Cerca con crescente insistenza di essere rassicurato e di incrociare qualcosa con lo sguardo, probabilmente solo l’occhio cupo e vuoto della videocamera (mi chiedo: ci sarà Golan dietro la videocamera? Oppure la lascia funzionare dando istruzioni al soggetto e poi si allontana?). L’estasi qui è un qualcosa di fastidioso per il soggetto (simile all’attesa di grattare un forte prurito), ma di scoperta per noi. Credo sia un’opera toccante in modo quasi insopportabile.
In Ganesha, l’artista rivolge la videocamera sul fratello Ofer mentre intona un canto religioso Indù. Qui l’estasi è religiosa, o quantomeno comporta un totale impegno mentale e fisico per portare a termine un importante compito. Nella sua forza equivalente, ma al contempo diversa, è il compagno più adatto di un’altra opera: Sorin.

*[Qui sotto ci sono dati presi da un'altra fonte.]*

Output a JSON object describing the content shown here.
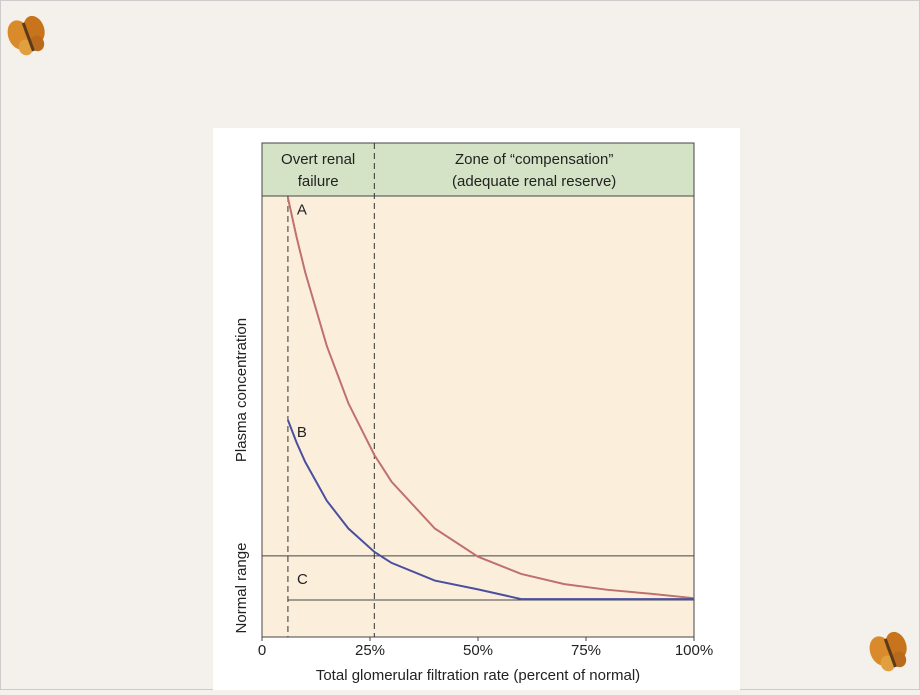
{
  "chart_data": {
    "type": "line",
    "zones": [
      {
        "lines": [
          "Overt renal",
          "failure"
        ]
      },
      {
        "lines": [
          "Zone of “compensation”",
          "(adequate renal reserve)"
        ]
      }
    ],
    "dividers": [
      6,
      26
    ],
    "normal_range": [
      8.4,
      18.4
    ],
    "x_label": "Total glomerular filtration rate (percent of normal)",
    "y_label": "Plasma concentration",
    "range_label": "Normal range",
    "range_annotation": "C",
    "xlim": [
      0,
      100
    ],
    "ylim": [
      0,
      100
    ],
    "xticks": [
      0,
      {
        "value": 25,
        "label": "25%"
      },
      {
        "value": 50,
        "label": "50%"
      },
      {
        "value": 75,
        "label": "75%"
      },
      {
        "value": 100,
        "label": "100%"
      }
    ],
    "x": [
      6,
      8,
      10,
      15,
      20,
      26,
      30,
      40,
      50,
      60,
      70,
      80,
      90,
      100
    ],
    "series": [
      {
        "name": "A",
        "color": "#c0706e",
        "values": [
          99.6,
          90.7,
          82.7,
          66.0,
          53.0,
          41.3,
          35.2,
          24.6,
          18.2,
          14.3,
          12.0,
          10.7,
          9.8,
          8.8
        ]
      },
      {
        "name": "B",
        "color": "#4b4fa0",
        "values": [
          49.2,
          44.1,
          39.7,
          30.9,
          24.6,
          19.3,
          16.8,
          12.8,
          10.8,
          8.6,
          8.6,
          8.6,
          8.6,
          8.6
        ]
      }
    ]
  }
}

C’è poi la destrezza del Rabbino prestigiatore di The 9th Allegro; risulta comico, come un numero di varietà, e sinceramente lo è in parte; le opere di Golan sono raramente solenni o seriose, ma non prive di dignità, comunione estatica e gravità. Ci sono Boaz Eliash e il suo corvo in Tale of Crow, o una tastiera in miniatura suonata da un vagabondo di Haifa, Joseph, in Hobo Joseph Haifa.

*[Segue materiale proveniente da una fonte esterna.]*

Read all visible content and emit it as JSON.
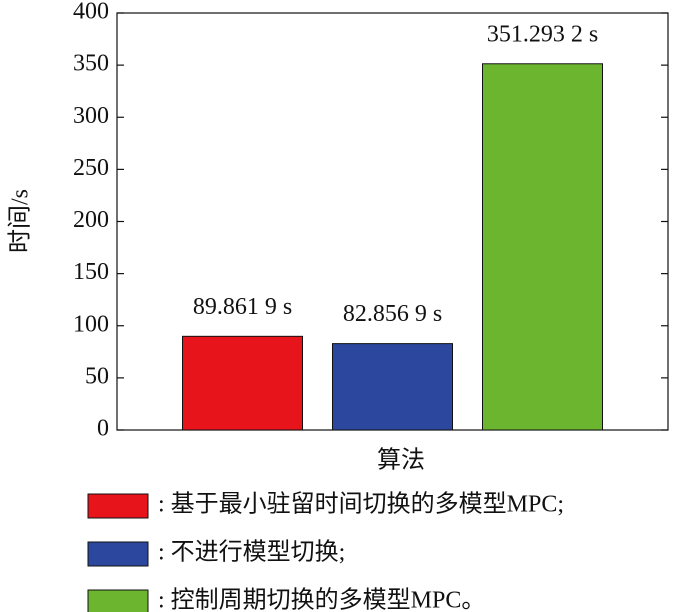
{
  "chart_data": {
    "type": "bar",
    "x_label": "算法",
    "y_label": "时间/s",
    "categories": [
      null
    ],
    "series": [
      {
        "name": ": 基于最小驻留时间切换的多模型MPC;",
        "color": "#e8141c",
        "values": [
          89.8619
        ],
        "value_labels": [
          "89.861 9 s"
        ]
      },
      {
        "name": ": 不进行模型切换;",
        "color": "#2c479e",
        "values": [
          82.8569
        ],
        "value_labels": [
          "82.856 9 s"
        ]
      },
      {
        "name": ": 控制周期切换的多模型MPC。",
        "color": "#6cb52e",
        "values": [
          351.2932
        ],
        "value_labels": [
          "351.293 2 s"
        ]
      }
    ],
    "ylim": [
      0,
      400
    ],
    "yticks": [
      0,
      50,
      100,
      150,
      200,
      250,
      300,
      350,
      400
    ],
    "grid": false
  }
}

Anche in molte delle opere di finzione, il viso è un elemento chiave. Come dimenticare il lugubre e espressivo Theodore Bouloukos mentre mima e balla, senza camicia, in Try Jah Love o mangia un ultimo pasto in Last Supper sotto l’occhio attento della figura a metà grandezza di Stan Laurel, il suo esecutore, o carceriere o giullare. O ancora, la luminosa sensualità del viso e dei capelli di Joanne Gordon in 3 Majos: La Maja Desnuda. E che Golan scelga di filmare soggetti con facce particolari e interessanti consumate dalla vita, o che la sua arte sottile trovi solo queste caratteristiche nel potenziale e le nobiliti, o entrambe le cose, rimane difficile dirlo con certezza.
Parabola
Ritroviamo l’elemento della parabola in molti dei suoi lavori. Già i titoli Last Supper, One lot for the lot of man and of beast, Till Joseph flies to hide the biting tears , Uniqueness of a Prayer on Temple mount lo suggeriscono. Ma sono la semplicità, l’innalzamento e la sensazione di inevitabilità secondo cui le opere si dispiegano, uniti alla loro inesauribilità ( non faccio altro che ritornare a vederle) a confermarlo. Anche per la “parabola” vale lo stesso discorso fatto in precedenza per il “simbolo”; si crede infatti di poter afferrare facilmente un significato che rimane sospeso lì, posizionato sempre leggermente fuori dalla nostra portata (e anche se Golan non fa mai espliciti riferimenti a Kafka, a me sembra che ci sia una grande affinità).
Simpatie
Si respira una marcata simpatia per altri artisti. In primis Goya, amico di Golan, Meir Pichadze, Bill Viola, Beckett, Nam June Paik. Una grande generosità di spirito caratterizza Doron Golan e al contempo un’inequivocabile aspettativa di reciprocità. Egli essendo artista, interprete, cantante, ballerino, sciamano, rimaneggia opere destinate anche a format diversi rispetto a quello di appartenenza. Porta avanti la tendenza a citare, sviluppare o saccheggiare sfacciatamente opere altrui.
Aggiunte
Ci sarebbe ancora molto altro da dire. La prossima volta mi soffermerò su una recente opera di Golan. Sono consapevole che ci sono aree tematiche e tecniche che ho solo sfiorato: l’umorismo è una di queste e l’approccio estremamente individuale al suono e alla musica è un’ altra. Ma non posso dilungarmi oltre, lo spazio a mia disposizione è esaurito. Avete tempo fino al prossimo mese per andare a vedere di cosa si tratta.